Agreed Goatman. The sick sad truth is that we need a lower class and we need an upper class. We need people to do the crap that nobody wants to do, and we need people who have the money to afford the infrastructure of our country and who provide the jobs. Without that you have communism, which is a great concept, but it doesn't work because nothing gets done. Everyone is paid whether they contribute to society or not. That breeds laziness.

Donner,

The sun is going to die in 2 trillion years. We better keep spending money on it to make sure we're safe.

You spend money on what is needed and then on what you want. Finding planets far away is not needed - it's a want and a wasteful price.

Another tax dollar that RP will save us from being spent foolishly.

"The sun is going to die in 2 trillion years."
-Mr "Junk Science"


Really?
Didn't do too well in astronomy did you?
The universe is 13.7 Billion years old.

"Death of an "Ordinary" Star

After a low mass star like the Sun exhausts the supply of hydrogen in its core, there is no longer any source of heat to support the core against gravity. Hydrogen burning continues in a shell around the core and the star evolves into a red giant. When the Sun becomes a red giant, its atmosphere will envelope the Earth and our planet will be consumed in a fiery death.

Meanwhile, the core of the star collapses under gravity's pull until it reaches a high enough density to start burning helium to carbon. The helium burning phase will last about 100 million years, until the helium is exhausted in the core and the star becomes a red supergiant. At this stage, the Sun will have an outer envelope extending out towards Jupiter. During this brief phase of its existence, which lasts only a few tens of thousands of years, the Sun will lose mass in a powerful wind. Eventually, the Sun will lose all of the mass in its envelope and leave behind a hot core of carbon embedded in a nebula of expelled gas. Radiation from this hot core will ionize the nebula, producing a striking "planetary nebula", much like the nebulae seen around the remnants of other stars. The carbon core will eventually cool and become a white dwarf, the dense dim remnant of a once bright star."

map.gsfc.nasa.gov

Zat,
2 trillion years - the point was exaggeration.

If the sun was going to die in a million years, the point is the money is better spent for what is needed here on Earth, not space.

First you pay off your needs, then you enjoy your luxuries.

Petrous gets no satellite pictures, no long distance phone calls, no airfreight, no trips to Hawaii, no weather data, etc.

NASA budget $10.6B
Medicare $36B
Pentagon $471B
Social security $479B
Lost in Iraq $???

US budget $2.1T.
www.icdr.us

Looks like NASA's about the only thing with any return.

First you pay off your needs, then you enjoy your luxuries.

Then we should do away with all other scientific research as well until every social ill in the country is fixed. Get rid of the arts, too.
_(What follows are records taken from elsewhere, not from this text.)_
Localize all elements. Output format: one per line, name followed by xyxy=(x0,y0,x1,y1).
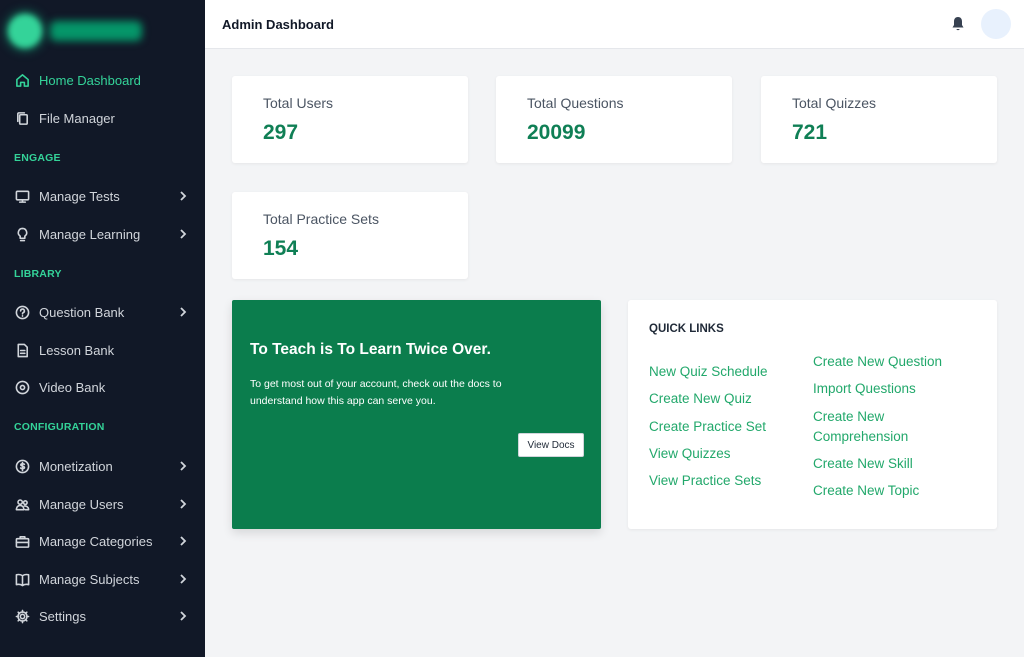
stat-card-total-practice-sets: Total Practice Sets 154 xyxy=(232,192,468,279)
chevron-right-icon xyxy=(179,574,189,584)
stat-value: 154 xyxy=(263,237,299,260)
home-icon xyxy=(14,72,30,88)
sidebar-item-manage-tests[interactable]: Manage Tests xyxy=(0,181,205,211)
gear-icon xyxy=(14,608,30,624)
promo-text: To get most out of your account, check o… xyxy=(250,378,502,407)
promo-card: To Teach is To Learn Twice Over. To get … xyxy=(232,300,601,529)
app-logo[interactable] xyxy=(8,12,148,50)
sidebar-item-home-dashboard[interactable]: Home Dashboard xyxy=(0,65,205,95)
quick-links-card: QUICK LINKS New Quiz Schedule Create New… xyxy=(628,300,997,529)
copy-icon xyxy=(14,110,30,126)
sidebar-item-monetization[interactable]: Monetization xyxy=(0,451,205,481)
promo-title: To Teach is To Learn Twice Over. xyxy=(250,341,491,358)
chevron-right-icon xyxy=(179,229,189,239)
chevron-right-icon xyxy=(179,191,189,201)
lightbulb-icon xyxy=(14,226,30,242)
stat-label: Total Questions xyxy=(527,95,624,111)
quick-link-create-new-comprehension[interactable]: Create New Comprehension xyxy=(813,407,933,447)
sidebar-item-question-bank[interactable]: Question Bank xyxy=(0,297,205,327)
stat-card-total-questions: Total Questions 20099 xyxy=(496,76,732,163)
quick-links-title: QUICK LINKS xyxy=(649,323,724,335)
sidebar-item-video-bank[interactable]: Video Bank xyxy=(0,372,205,402)
stat-card-total-quizzes: Total Quizzes 721 xyxy=(761,76,997,163)
sidebar-item-label: Video Bank xyxy=(39,379,106,395)
bell-icon[interactable] xyxy=(950,15,966,33)
stat-value: 297 xyxy=(263,121,299,144)
sidebar-item-label: Lesson Bank xyxy=(39,342,115,358)
book-icon xyxy=(14,571,30,587)
document-icon xyxy=(14,342,30,358)
stat-card-total-users: Total Users 297 xyxy=(232,76,468,163)
quick-link-create-new-quiz[interactable]: Create New Quiz xyxy=(649,389,752,409)
sidebar-item-label: Monetization xyxy=(39,458,113,474)
dollar-icon xyxy=(14,458,30,474)
quick-link-create-new-question[interactable]: Create New Question xyxy=(813,352,942,372)
section-title-library: LIBRARY xyxy=(14,268,62,280)
avatar[interactable] xyxy=(981,9,1011,39)
stat-label: Total Practice Sets xyxy=(263,211,379,227)
quick-link-create-practice-set[interactable]: Create Practice Set xyxy=(649,417,766,437)
briefcase-icon xyxy=(14,533,30,549)
sidebar-item-label: Settings xyxy=(39,608,86,624)
question-circle-icon xyxy=(14,304,30,320)
sidebar-item-manage-subjects[interactable]: Manage Subjects xyxy=(0,564,205,594)
chevron-right-icon xyxy=(179,536,189,546)
chevron-right-icon xyxy=(179,611,189,621)
stat-value: 721 xyxy=(792,121,828,144)
quick-link-create-new-skill[interactable]: Create New Skill xyxy=(813,454,913,474)
chevron-right-icon xyxy=(179,307,189,317)
stat-label: Total Quizzes xyxy=(792,95,877,111)
section-title-configuration: CONFIGURATION xyxy=(14,421,105,433)
view-docs-button[interactable]: View Docs xyxy=(518,433,584,457)
sidebar-item-label: Manage Learning xyxy=(39,226,141,242)
monitor-icon xyxy=(14,188,30,204)
stat-label: Total Users xyxy=(263,95,334,111)
sidebar-item-manage-categories[interactable]: Manage Categories xyxy=(0,526,205,556)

They don't put a single grain of cereal into a babe's mouth. Museums -- forget it? Ever try to keep warm with a dinosaur bone? Parks -- Society is better off using that land to grow corn and feed the hungry if you ask me.

The gov't doesn't need to fund museums, art, etc.

There is scientific research that is directly beneficial. Then there is the $$ spent to look at stars gazillions miles away to determine what they're made of.